Fifth, a routine can help you carve out time for yourself that otherwise might be scarce. A lot of people, particularly a lot of women, spend most of their days giving and doing for others. While this can be fantastic for the people around them, it can also be draining for them. Unless you purposely build into your day some time to refill your well, you may be likely to have a chance to refill it at other times throughout the day. The later it gets in the day, the less the likelihood of that happening. Over the span of a week or a month or a year, or years (!), this can cause real depletion, low energy, depression, even exhaustion. If you commit to building in as little as ten minutes for yourself, your day will go differently.

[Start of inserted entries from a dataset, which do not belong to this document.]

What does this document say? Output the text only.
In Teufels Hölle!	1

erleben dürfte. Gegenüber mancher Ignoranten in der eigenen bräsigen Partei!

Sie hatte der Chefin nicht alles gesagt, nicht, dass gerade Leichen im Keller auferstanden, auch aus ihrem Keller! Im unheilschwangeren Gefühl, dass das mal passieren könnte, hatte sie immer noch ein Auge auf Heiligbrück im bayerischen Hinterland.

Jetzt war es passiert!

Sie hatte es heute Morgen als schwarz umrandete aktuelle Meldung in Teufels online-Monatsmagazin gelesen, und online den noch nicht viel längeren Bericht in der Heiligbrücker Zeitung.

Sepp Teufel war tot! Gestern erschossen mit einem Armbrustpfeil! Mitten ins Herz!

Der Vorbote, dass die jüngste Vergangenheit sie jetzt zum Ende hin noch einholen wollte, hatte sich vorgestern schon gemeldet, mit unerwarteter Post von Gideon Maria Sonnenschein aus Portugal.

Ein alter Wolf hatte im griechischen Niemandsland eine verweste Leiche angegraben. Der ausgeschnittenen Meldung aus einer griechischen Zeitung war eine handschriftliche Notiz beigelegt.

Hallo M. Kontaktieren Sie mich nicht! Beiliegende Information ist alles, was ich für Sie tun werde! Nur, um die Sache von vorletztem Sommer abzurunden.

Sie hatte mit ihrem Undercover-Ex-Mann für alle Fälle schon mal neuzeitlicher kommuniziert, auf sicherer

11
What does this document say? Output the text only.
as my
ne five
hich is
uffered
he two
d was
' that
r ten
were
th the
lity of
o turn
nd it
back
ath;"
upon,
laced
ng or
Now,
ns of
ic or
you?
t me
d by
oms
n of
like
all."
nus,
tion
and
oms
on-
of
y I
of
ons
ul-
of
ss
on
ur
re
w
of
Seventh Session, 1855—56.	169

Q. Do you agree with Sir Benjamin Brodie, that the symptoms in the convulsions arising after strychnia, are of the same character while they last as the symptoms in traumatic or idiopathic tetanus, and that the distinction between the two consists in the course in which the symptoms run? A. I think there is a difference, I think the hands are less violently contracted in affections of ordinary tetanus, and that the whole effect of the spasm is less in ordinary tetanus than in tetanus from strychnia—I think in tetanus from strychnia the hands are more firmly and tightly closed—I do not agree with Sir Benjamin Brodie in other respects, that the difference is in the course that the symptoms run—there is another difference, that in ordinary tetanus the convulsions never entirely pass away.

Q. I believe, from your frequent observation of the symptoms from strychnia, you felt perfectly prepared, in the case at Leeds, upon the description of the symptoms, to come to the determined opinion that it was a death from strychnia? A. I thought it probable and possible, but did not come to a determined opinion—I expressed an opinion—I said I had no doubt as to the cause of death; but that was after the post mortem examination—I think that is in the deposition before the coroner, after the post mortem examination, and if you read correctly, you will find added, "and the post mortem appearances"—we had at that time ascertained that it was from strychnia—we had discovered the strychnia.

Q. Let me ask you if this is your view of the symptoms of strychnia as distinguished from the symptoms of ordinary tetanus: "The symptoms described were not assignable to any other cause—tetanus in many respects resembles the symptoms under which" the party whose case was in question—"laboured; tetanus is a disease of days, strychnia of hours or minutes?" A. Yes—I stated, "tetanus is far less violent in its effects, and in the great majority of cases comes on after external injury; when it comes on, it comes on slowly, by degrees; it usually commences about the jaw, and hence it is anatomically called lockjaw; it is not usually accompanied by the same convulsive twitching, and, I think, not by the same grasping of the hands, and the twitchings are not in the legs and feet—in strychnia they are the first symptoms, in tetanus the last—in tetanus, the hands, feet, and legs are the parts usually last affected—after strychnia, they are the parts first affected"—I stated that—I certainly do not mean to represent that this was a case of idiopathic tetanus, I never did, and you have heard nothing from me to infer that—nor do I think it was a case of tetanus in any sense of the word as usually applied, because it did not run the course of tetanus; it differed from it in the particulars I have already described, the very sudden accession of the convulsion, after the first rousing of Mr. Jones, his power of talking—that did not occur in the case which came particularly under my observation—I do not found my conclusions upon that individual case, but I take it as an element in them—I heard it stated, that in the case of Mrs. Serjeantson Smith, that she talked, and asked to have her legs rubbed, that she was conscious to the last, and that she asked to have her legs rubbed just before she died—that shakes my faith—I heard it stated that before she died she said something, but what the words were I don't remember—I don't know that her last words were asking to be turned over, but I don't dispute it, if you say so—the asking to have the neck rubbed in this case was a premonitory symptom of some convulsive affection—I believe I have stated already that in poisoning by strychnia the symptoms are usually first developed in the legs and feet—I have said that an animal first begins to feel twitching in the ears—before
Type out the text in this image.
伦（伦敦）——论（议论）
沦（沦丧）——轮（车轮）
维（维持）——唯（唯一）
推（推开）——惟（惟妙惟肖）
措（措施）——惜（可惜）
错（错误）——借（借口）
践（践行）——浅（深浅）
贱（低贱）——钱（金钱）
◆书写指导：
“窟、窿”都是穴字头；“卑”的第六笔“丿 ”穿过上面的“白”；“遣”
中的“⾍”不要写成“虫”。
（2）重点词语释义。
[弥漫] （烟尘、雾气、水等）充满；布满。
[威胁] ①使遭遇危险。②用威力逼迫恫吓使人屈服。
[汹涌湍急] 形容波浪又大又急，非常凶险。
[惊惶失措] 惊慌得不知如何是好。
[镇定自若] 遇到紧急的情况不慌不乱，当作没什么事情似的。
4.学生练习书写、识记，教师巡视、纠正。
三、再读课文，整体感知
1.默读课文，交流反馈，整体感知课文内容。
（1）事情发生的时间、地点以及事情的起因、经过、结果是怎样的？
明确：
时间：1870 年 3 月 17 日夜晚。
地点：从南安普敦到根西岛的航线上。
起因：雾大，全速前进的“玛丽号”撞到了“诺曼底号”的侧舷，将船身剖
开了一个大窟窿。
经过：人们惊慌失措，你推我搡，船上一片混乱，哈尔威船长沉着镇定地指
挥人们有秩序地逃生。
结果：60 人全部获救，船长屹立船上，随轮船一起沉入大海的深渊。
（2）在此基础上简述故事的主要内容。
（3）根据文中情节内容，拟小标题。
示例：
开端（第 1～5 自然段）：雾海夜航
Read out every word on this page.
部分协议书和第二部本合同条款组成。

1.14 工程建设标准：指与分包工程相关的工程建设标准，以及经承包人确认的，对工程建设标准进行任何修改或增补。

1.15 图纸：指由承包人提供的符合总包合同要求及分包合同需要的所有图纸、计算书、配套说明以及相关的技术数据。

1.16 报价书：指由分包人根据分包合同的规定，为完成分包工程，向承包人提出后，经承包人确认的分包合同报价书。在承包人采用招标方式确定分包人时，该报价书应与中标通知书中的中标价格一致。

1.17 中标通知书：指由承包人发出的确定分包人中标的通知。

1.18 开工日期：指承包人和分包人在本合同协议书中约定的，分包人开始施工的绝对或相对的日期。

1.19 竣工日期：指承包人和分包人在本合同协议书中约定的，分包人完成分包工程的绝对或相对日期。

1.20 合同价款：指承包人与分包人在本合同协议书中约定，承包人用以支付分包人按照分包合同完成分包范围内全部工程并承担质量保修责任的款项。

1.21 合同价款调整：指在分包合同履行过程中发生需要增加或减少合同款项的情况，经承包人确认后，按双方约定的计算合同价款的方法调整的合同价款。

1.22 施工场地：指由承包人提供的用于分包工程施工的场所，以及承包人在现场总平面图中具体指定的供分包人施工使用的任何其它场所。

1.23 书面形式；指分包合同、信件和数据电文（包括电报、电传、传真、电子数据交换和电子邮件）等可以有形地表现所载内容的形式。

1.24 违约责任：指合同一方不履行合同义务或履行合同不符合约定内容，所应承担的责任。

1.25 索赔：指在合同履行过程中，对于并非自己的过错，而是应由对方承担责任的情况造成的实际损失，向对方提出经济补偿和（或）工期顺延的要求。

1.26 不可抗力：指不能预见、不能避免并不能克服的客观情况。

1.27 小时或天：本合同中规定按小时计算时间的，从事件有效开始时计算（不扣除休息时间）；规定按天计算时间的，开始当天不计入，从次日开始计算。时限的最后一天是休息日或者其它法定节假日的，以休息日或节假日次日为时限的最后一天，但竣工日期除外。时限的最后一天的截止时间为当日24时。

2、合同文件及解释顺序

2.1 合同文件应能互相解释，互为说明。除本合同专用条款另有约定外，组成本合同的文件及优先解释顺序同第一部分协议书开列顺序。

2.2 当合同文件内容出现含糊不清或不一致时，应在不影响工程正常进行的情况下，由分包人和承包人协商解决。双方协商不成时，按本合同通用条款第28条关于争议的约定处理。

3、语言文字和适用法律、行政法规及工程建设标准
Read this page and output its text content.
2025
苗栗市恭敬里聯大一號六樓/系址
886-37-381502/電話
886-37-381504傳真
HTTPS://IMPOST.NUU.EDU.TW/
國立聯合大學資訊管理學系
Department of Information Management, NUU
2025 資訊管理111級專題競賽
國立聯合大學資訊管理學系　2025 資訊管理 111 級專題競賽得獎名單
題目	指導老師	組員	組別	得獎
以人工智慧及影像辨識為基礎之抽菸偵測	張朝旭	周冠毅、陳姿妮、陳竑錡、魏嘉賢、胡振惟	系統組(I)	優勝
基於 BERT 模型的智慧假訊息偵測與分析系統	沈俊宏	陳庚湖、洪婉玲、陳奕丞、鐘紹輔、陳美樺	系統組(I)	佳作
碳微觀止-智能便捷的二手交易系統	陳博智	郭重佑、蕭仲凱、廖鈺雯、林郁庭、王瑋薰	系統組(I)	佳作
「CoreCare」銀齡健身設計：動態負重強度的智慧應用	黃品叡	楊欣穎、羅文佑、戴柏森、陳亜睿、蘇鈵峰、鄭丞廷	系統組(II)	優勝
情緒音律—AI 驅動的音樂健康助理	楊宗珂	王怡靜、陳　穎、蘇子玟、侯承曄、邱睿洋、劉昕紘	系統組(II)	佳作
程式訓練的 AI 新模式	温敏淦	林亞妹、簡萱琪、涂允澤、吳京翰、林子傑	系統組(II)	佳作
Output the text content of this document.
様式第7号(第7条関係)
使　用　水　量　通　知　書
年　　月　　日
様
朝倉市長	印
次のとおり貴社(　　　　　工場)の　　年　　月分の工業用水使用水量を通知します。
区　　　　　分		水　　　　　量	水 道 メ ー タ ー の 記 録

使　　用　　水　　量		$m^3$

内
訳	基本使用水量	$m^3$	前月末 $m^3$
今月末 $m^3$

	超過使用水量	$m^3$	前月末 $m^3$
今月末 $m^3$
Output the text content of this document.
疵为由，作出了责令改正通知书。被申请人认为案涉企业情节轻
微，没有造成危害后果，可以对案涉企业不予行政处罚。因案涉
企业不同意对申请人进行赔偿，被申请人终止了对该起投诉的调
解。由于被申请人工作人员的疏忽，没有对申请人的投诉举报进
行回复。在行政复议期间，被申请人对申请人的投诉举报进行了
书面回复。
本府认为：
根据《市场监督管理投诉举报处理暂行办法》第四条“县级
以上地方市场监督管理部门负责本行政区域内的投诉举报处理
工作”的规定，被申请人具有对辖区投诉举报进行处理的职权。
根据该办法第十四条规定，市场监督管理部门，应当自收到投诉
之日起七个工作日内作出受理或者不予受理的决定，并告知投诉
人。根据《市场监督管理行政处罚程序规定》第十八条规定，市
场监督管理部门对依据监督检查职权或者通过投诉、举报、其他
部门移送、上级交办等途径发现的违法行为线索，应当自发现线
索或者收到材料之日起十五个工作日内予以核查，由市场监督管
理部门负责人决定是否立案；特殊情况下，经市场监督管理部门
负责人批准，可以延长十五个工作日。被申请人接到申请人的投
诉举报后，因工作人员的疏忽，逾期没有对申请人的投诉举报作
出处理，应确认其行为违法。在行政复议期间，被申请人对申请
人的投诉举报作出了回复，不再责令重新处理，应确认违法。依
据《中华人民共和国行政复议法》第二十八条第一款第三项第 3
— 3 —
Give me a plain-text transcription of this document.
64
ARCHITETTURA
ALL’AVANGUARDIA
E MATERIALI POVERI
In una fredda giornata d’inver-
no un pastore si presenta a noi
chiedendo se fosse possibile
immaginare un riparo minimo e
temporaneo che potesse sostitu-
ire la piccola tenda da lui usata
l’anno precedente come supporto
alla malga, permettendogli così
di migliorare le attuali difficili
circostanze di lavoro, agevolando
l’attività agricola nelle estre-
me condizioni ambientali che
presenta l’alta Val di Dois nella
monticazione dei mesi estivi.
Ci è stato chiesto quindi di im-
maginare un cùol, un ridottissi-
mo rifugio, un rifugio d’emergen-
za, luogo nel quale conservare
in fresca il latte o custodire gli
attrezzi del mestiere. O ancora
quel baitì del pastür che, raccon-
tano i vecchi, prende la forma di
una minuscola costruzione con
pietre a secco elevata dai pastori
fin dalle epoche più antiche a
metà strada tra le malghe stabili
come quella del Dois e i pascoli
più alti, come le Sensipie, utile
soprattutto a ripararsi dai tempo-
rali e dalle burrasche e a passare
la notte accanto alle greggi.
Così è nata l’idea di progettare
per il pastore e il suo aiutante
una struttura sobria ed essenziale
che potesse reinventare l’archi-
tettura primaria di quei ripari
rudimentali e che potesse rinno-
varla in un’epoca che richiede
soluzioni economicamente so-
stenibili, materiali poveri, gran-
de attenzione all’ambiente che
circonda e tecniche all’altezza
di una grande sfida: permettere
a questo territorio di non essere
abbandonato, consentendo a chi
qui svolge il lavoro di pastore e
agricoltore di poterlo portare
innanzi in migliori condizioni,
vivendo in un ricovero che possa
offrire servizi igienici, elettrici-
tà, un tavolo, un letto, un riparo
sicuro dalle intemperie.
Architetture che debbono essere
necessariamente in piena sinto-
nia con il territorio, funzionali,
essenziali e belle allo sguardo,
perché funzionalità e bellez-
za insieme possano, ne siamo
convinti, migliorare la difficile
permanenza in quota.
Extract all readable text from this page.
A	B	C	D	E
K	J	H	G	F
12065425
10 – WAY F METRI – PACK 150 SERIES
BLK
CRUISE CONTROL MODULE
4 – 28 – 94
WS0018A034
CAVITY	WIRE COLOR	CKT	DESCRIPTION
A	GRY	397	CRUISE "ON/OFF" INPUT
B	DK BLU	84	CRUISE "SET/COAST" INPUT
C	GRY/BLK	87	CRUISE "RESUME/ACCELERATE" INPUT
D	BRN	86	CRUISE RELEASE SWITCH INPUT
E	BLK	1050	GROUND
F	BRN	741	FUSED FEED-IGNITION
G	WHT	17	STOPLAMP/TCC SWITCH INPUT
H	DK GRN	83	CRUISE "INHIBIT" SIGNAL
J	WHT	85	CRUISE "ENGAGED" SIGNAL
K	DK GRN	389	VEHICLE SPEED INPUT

There are as many ways to set yourself up for success as stars in the sky. It really doesn’t matter what you do, when you do it or how you do it. It matters that you do it. It also preserves time for you, which you need in order to live a healthy, happy, fulfilling life. And setting yourself up for success means that you will also feel the impact in the way you approach and the quality of your relationships, your family life, your work or career, your finances and beyond.

But enough about habits of doing. Let’s talk about habits of thinking and feeling.

Part of being a happy human is understanding that you have incredible imaginative capacity. And using it.

Ask yourself:

When was the last time I really used my imagination just for fun?

If the answer is not very recently, it’s probably time to warm it back up. Let’s give it a go.

What if, as part of your daily routine, you built in the opportunity to think and feel on purpose?

Here’s a list to start with. Feel free to expand it to include your own questions. But most of all, say the questions and answers out loud so you can really be honest.

What would you want to think and feel?

What would you want to imagine?

What would you want to dream about?

What would you want to appreciate?

What would you want to create?

What would you want to celebrate?

What would you want to bask in?

Now step back.

As you spoke your answers to the questions, did you come to any realizations about what you are normally thinking and feeling? Do you have routines of thinking and feeling that aren’t serving you?

Do you notice anything missing in your life, now that you look back and see what you would want to think and feel?

What would your life look like and feel like if you were thinking and feeling those things more often, perhaps even every day? What if you established your own thought-routine or feeling-routing that you do daily?

A new habit or a new routine starts with a decision. With action. Is there one thought, word or action you can take to put yourself on that path right now? What one thing can you do daily that will help you move your life forward?

Go for it! And remember, you can always engage your imagination if you get stuck.